Dengan uang tabungan yang ia miliki, ia mencari guru privat IELTS. Nisa menuturkan, dia bahkan harus menawar guru tersebut agar mendapat harga yang lebih terjangkau.

“Jadi kan aku tahu kekurangan aku apa di IELTS, aku fokus membenarkannya di situ aja, makanya aku menawar harga ke guru private itu,” tuturnya.

Namun tak cukup dengan guru private, hasil tes IELTS nya masih belum juga mencukupi persyaratan. Dengan uang tabungan, dia sampai ke sekolah bimbel di Jogja untuk fokus belajar bahasa Inggris.

Di saat yang sama ia juga berkontribusi dalam sebuah projek untuk pasien kanker yang bekerja sama dengan organisasi kesehatan internasional. Nisa menjadi satu-satunya perwakilan dari Indonesia.

Pada tes IELTS ke lima, nilainya masih belum mencukupi persyaratan Imperial College.
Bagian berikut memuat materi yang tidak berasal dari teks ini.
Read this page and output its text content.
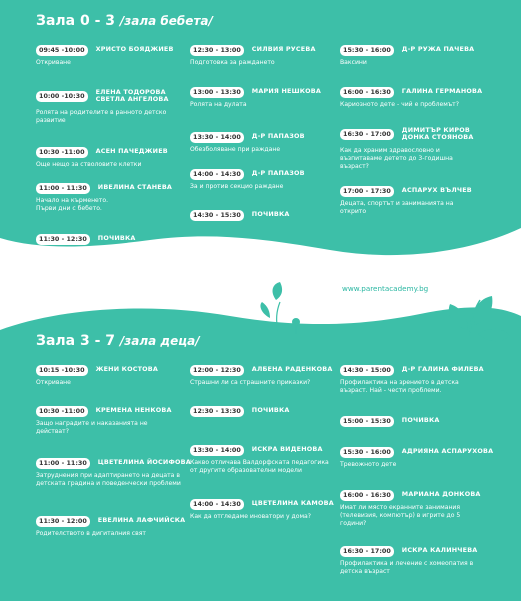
Зала 0 - 3 /зала бебета/
09:45 -10:00	ХРИСТО БОЯДЖИЕВ
Откриване
10:00 -10:30	ЕЛЕНА ТОДОРОВА СВЕТЛА АНГЕЛОВА
Ролята на родителите в ранното детско развитие
10:30 -11:00	АСЕН ПАЧЕДЖИЕВ
Още нещо за стволовите клетки
11:00 - 11:30	ИВЕЛИНА СТАНЕВА
Начало на кърменето. Първи дни с бебето.
11:30 - 12:30	ПОЧИВКА
12:30 - 13:00	СИЛВИЯ РУСЕВА
Подготовка за раждането
13:00 - 13:30	МАРИЯ НЕШКОВА
Ролята на дулата
13:30 - 14:00	Д-Р ПАПАЗОВ
Обезболяване при раждане
14:00 - 14:30	Д-Р ПАПАЗОВ
За и против секцио раждане
14:30 - 15:30	ПОЧИВКА
15:30 - 16:00	Д-Р РУЖА ПАЧЕВА
Ваксини
16:00 - 16:30	ГАЛИНА ГЕРМАНОВА
Кариозното дете - чий е проблемът?
16:30 - 17:00	ДИМИТЪР КИРОВ ДОНКА СТОЯНОВА
Как да храним здравословно и възпитаваме детето до 3-годишна възраст?
17:00 - 17:30	АСПАРУХ ВЪЛЧЕВ
Децата, спортът и заниманията на открито
www.parentacademy.bg
Зала 3 - 7 /зала деца/
10:15 -10:30	ЖЕНИ КОСТОВА
Откриване
10:30 -11:00	КРЕМЕНА НЕНКОВА
Защо наградите и наказанията не действат?
11:00 - 11:30	ЦВЕТЕЛИНА ЙОСИФОВА
Затруднения при адаптирането на децата в детската градина и поведенчески проблеми
11:30 - 12:00	ЕВЕЛИНА ЛАФЧИЙСКА
Родителството в дигиталния свят
12:00 - 12:30	АЛБЕНА РАДЕНКОВА
Страшни ли са страшните приказки?
12:30 - 13:30	ПОЧИВКА
13:30 - 14:00	ИСКРА ВИДЕНОВА
Какво отличава Валдорфската педагогика от другите образователни модели
14:00 - 14:30	ЦВЕТЕЛИНА КАМОВА
Как да отгледаме иноватори у дома?
14:30 - 15:00	Д-Р ГАЛИНА ФИЛЕВА
Профилактика на зрението в детска възраст. Най - чести проблеми.
15:00 - 15:30	ПОЧИВКА
15:30 - 16:00	АДРИЯНА АСПАРУХОВА
Тревожното дете
16:00 - 16:30	МАРИАНА ДОНКОВА
Имат ли място екранните занимания (телевизия, компютър) в игрите до 5 години?
16:30 - 17:00	ИСКРА КАЛИНЧЕВА
Профилактика и лечение с хомеопатия в детска възраст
Namun Nisa bertekad untuk mengajukan permohonan negosiasi, dia menemukan sebuah aturan di mana calon mahasiswa berhak mengajukan persyaratan bila ia berkontribusi signifikan di bidangnya.

“Alhamdulillah project itu berhasil, dan aku meminta surat rekomendasi dari supervisor-ku yang seorang ahlinya dari Singapura. Selain itu, nilai IELTS ku menunjukkan perkembangan dari 5.5 menjadi 6.5, sementara syarat mereka adalah 7. Dan pihak kampus mempertimbangkannya,” tuturnya.

Pulang ke Indonesia berkontribusi jadi konsultan vaksin

Saat lockdown pertama pandemi 2020 di London, Nisa bertekad untuk kembali ke tanah air dan berkontribusi dalam pencegahan dan penanganan COVID-19.

Ia membuktikannya, pada tahun 2021 usai lulus ia melamar pada sebuah badan organisasi kesehatan dunia dan kini berhasil menjadi salah seorang konsultan vaksinasi hingga saat ini.

Kini Nisa ingin menularkan semangatnya dalam meraih mimpi-mimpi pada generasi muda. Unggahan viral Nisa menunjukkan bahwa kerja keras akan membuahkan hasil dan setiap orang memiliki waktu dalam mencapai impian yang diusahakannya.

“Setiap orang itu punya waktunya masing-masing, jangan pernah membandingkan pencapaian kamu dengan orang lain. Fokus dengan diri kamu dan akui yang kurang untuk evaluasi,” kata Nisa.